Er hatte inzwischen akzeptiert, dass es hinsichtlich des Senats nur wenig gab, worüber sie nicht Bescheid wusste. Er hatte sie nicht gefragt, ob sie Liebhaber in der Nobilitas hatte, aber die Art und Weise, wie er dem Thema vorsichtig auswich, ließ an seinem Verdacht nicht zweifeln. Sie lächelte ihn an.

»Das meiste ist schrecklich öde: Ernennungen, Stadtverordnungen, Steuern. Diesen verstaubten Mumien scheint das Spaß zu machen. Es wird bestimmt dunkel, bis sie fertig sind.«

»Ich würde es mir gerne anhören«, sagte er sehnsüchtig. »Ob nun öde oder nicht, ich würde diesen Leuten gerne einen Tag lang zuhören. Von diesem Gebäude aus werden die Geschicke des gesamten römischen Reiches bestimmt.«

»Nach spätestens einer Stunde würdest du dich langweilen. Der größte Teil der eigentlichen Arbeit passiert im Hintergrund. Was du siehst, ist nur das letzte Stadium von Gesetzen, über denen sie schon wochenlang gebrütet haben. Nichts, was einen jungen Mann begeistern könnte.«

»Mich schon«, erwiderte er. Servilia nahm den wehmütigen Unterton in seiner Stimme wahr und fragte sich erneut, was sie mit ihm anfangen sollte. Es schien ihm zu genügen, die Vormittage mit ihr zu verbringen, aber keiner von ihnen hatte bisher über die Zukunft geredet. Vielleicht war es richtig, einfach nur die Gegenwart des anderen zu genießen, manchmal jedoch sah sie deutlich sein Verlangen, weiterzukommen, das aber bisher noch kein Ziel gefunden hatte. Sie wusste, dass er sich treiben ließ, wenn er mit ihr zusammen war, dass er eine Weile von seinem Lebensweg abschweifte. Sie wollte keinen Augenblick davon missen, aber vielleicht brauchte er doch einen Anstoß, um sich wieder selbst zu finden.

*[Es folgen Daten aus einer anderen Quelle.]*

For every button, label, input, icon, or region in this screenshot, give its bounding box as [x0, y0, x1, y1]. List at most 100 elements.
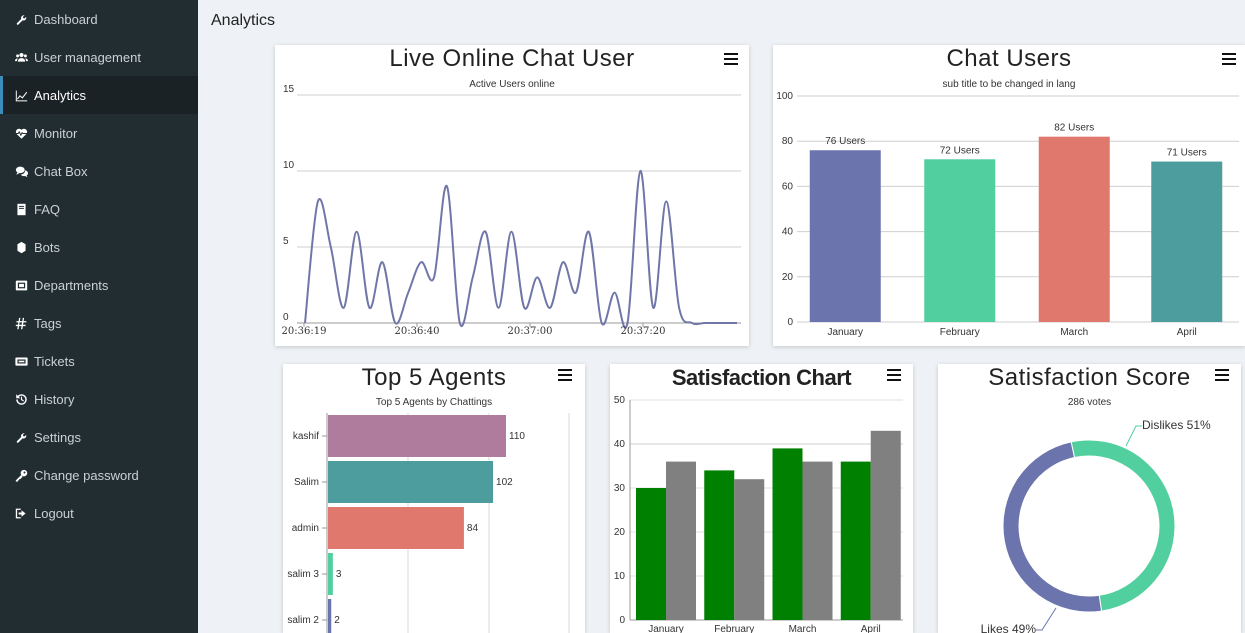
chat-users-x-tick-label: April — [1177, 327, 1197, 338]
sat-chart-bar — [870, 430, 901, 620]
sat-score-slice-label: Likes 49% — [981, 622, 1037, 633]
top-agents-title: Top 5 Agents — [361, 364, 507, 391]
sidebar-item-bots[interactable]: Bots — [0, 228, 198, 266]
satisfaction-score-title: Satisfaction Score — [988, 364, 1191, 391]
chat-users-x-tick-label: January — [827, 327, 863, 338]
agents-data-label: 84 — [467, 523, 479, 534]
sidebar-item-tickets[interactable]: Tickets — [0, 342, 198, 380]
agents-category-label: salim 3 — [287, 569, 319, 580]
chat-users-plot: 0 20 40 60 80 100 76 Users January 72 Users Febru… — [776, 91, 1239, 338]
hashtag-icon — [14, 316, 28, 330]
sidebar-item-analytics[interactable]: Analytics — [0, 76, 198, 114]
sat-chart-bar — [704, 470, 735, 620]
sidebar-item-faq[interactable]: FAQ — [0, 190, 198, 228]
agents-bar — [328, 507, 464, 549]
ticket-icon — [14, 354, 28, 368]
sidebar-item-departments[interactable]: Departments — [0, 266, 198, 304]
satisfaction-score-menu-icon[interactable] — [1215, 369, 1229, 381]
sidebar-menu: Dashboard User management Analytics Monitor… — [0, 0, 198, 532]
sat-chart-x-tick-label: March — [789, 624, 817, 633]
agents-bar — [328, 415, 506, 457]
chat-users-title: Chat Users — [946, 45, 1072, 72]
sidebar-item-label: History — [34, 391, 75, 407]
chat-users-data-label: 71 Users — [1167, 148, 1207, 159]
sat-chart-y-tick-label: 10 — [614, 571, 626, 582]
sidebar: Dashboard User management Analytics Monitor… — [0, 0, 198, 633]
sat-score-slice — [1002, 441, 1103, 613]
top-agents-subtitle: Top 5 Agents by Chattings — [375, 397, 493, 408]
sat-score-leader-line — [1036, 607, 1057, 631]
sat-chart-bar — [840, 461, 871, 620]
wrench-icon — [14, 430, 28, 444]
chat-users-y-tick-label: 40 — [782, 227, 794, 238]
live-x-tick-label: 20:37:20 — [621, 326, 666, 337]
top-agents-plot: 110 kashif 102 Salim 84 admin 3 salim 3 2 salim 2 — [287, 413, 570, 633]
sat-score-slice — [1070, 439, 1176, 612]
live-chart-subtitle: Active Users online — [469, 79, 555, 90]
sign-out-icon — [14, 506, 28, 520]
chat-users-bar — [1038, 136, 1110, 322]
top-agents-menu-icon[interactable] — [558, 369, 572, 381]
sidebar-item-label: Chat Box — [34, 163, 88, 179]
live-y-tick-label: 0 — [283, 312, 289, 323]
sidebar-item-monitor[interactable]: Monitor — [0, 114, 198, 152]
agents-data-label: 110 — [509, 431, 525, 442]
wrench-icon — [14, 12, 28, 26]
chat-users-bar — [809, 150, 881, 322]
sidebar-item-label: Bots — [34, 239, 61, 255]
sat-chart-bar — [636, 488, 666, 620]
sat-chart-y-tick-label: 50 — [614, 395, 626, 406]
sidebar-item-user-management[interactable]: User management — [0, 38, 198, 76]
sidebar-item-dashboard[interactable]: Dashboard — [0, 0, 198, 38]
sitemap-icon — [14, 278, 28, 292]
agents-bar — [328, 553, 333, 595]
live-x-tick-label: 20:36:19 — [282, 326, 327, 337]
satisfaction-chart-card: Satisfaction Chart 0 10 20 30 40 50 January Feb… — [610, 364, 913, 633]
satisfaction-chart-menu-icon[interactable] — [887, 369, 901, 381]
agents-data-label: 2 — [334, 615, 340, 626]
live-y-tick-label: 15 — [283, 84, 295, 95]
sidebar-item-history[interactable]: History — [0, 380, 198, 418]
chat-users-y-tick-label: 80 — [782, 136, 794, 147]
agents-data-label: 102 — [496, 477, 513, 488]
live-x-tick-label: 20:37:00 — [508, 326, 553, 337]
sidebar-item-logout[interactable]: Logout — [0, 494, 198, 532]
key-icon — [14, 468, 28, 482]
chat-users-data-label: 76 Users — [825, 136, 865, 147]
sidebar-item-label: Departments — [34, 277, 109, 293]
live-series-line — [304, 169, 737, 329]
sidebar-item-chat-box[interactable]: Chat Box — [0, 152, 198, 190]
sat-chart-bar — [734, 479, 765, 620]
sat-chart-bar — [772, 448, 803, 620]
sidebar-item-label: Change password — [34, 467, 139, 483]
satisfaction-chart-plot: 0 10 20 30 40 50 January February March April — [614, 395, 903, 633]
chat-users-data-label: 72 Users — [940, 145, 980, 156]
sidebar-item-settings[interactable]: Settings — [0, 418, 198, 456]
live-y-tick-label: 10 — [283, 160, 295, 171]
satisfaction-score-card: Satisfaction Score 286 votes Dislikes 51… — [938, 364, 1241, 633]
sat-chart-x-tick-label: February — [714, 624, 754, 633]
comments-icon — [14, 164, 28, 178]
chat-users-menu-icon[interactable] — [1222, 53, 1236, 65]
agents-category-label: salim 2 — [287, 615, 319, 626]
sat-chart-x-tick-label: April — [861, 624, 881, 633]
sat-chart-y-tick-label: 0 — [619, 615, 625, 626]
live-chart-menu-icon[interactable] — [724, 53, 738, 65]
live-chat-users-card: Live Online Chat User Active Users onlin… — [275, 45, 749, 346]
agents-bar — [328, 599, 332, 633]
chat-users-bar — [1151, 161, 1223, 322]
chat-users-y-tick-label: 100 — [776, 91, 793, 102]
live-chart-plot: 0 5 10 15 20:36:19 20:36:40 20:37:00 20:37:20 — [282, 84, 741, 337]
live-chart-title: Live Online Chat User — [389, 45, 635, 72]
agents-data-label: 3 — [336, 569, 342, 580]
sidebar-item-tags[interactable]: Tags — [0, 304, 198, 342]
heartbeat-icon — [14, 126, 28, 140]
users-icon — [14, 50, 28, 64]
chat-users-subtitle: sub title to be changed in lang — [942, 79, 1076, 90]
agents-category-label: kashif — [293, 431, 319, 442]
history-icon — [14, 392, 28, 406]
chat-users-card: Chat Users sub title to be changed in la… — [773, 45, 1245, 346]
sidebar-item-change-password[interactable]: Change password — [0, 456, 198, 494]
bot-icon — [14, 240, 28, 254]
sidebar-item-label: Analytics — [34, 87, 87, 103]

»In einer Woche beraten sie über die Ernennung der höchsten Posten«, sagte sie leichthin. »Rom bekommt einen neuen Pontifex Maximus und neue Beamte. Auch das Oberkommando über die Legionen wird in diesen Tagen festgelegt.« Aus den Augenwinkeln sah sie, wie sein Kopf ruckartig herumfuhr. Unter seinem entspannten Äußeren schlummerte also doch noch ein ordentliches Maß an Ehrgeiz!